Nike Inc, the largest sporting goods business in the world, posted fiscal second quarter profit topping estimates of analysts as sales were boosted by higher priced footwear.
Net income for the three months ending on November 30 increased 40% to reach $537 million equivalent to 59 cents per share, from the $384 million or its equivalent of 42 cents per share for the same period one year ago. The company, based in Beaverton, Oregon released its figures for the quarter on Thursday. Profit excluding certain items was 59 cents per share, which beat the analyst’s estimate of 58 cents.
Mark Parker the CEO of Nike has introduced a number of premium products with price tags that are much higher than normal including Flyknit running wear for $160 per pair and Hypervenon soccer cleats that cost over $225 per pair. Nike has also increased its online business. The gross margin, which is the percentage of overall sales that remain after subtracting all cost of goods sold, grew by 1.4% to reach 43.9% at the end of November.

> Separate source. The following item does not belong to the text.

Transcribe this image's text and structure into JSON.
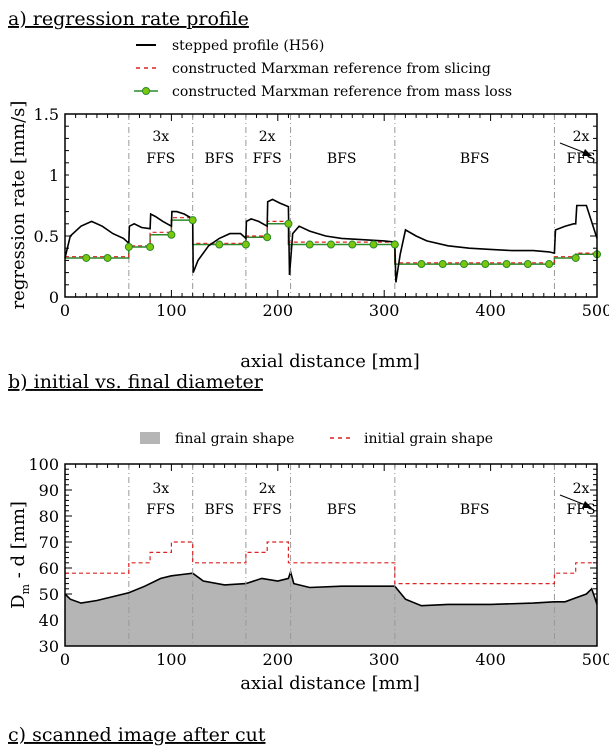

One analyst in Chicago said the Flyknit technology is very good and will be the next wave of new innovation, but remains in its infancy at the moment. He said Nike was the leader in that field and had the needed technology.
Nike was up by less than 1% in late Thursday trading after hours to $78.82. Shares of the sporting goods business have increased by 52% in 2013, compared to the average for the S&P 500 index of 27% for the year.
Sales at Nike were up overall by 8% to end the quarter at $6.43 billion. The projected sales by analysts had been $6.44 billion.
Orders for Nike brand products between December and April were higher by 13%, excluding the effects due to exchange rate fluctuations on foreign currency.
With the Olympics set for February and the World Cup for June in Brazil, future orders are being helped greatly which also helps the gross margin.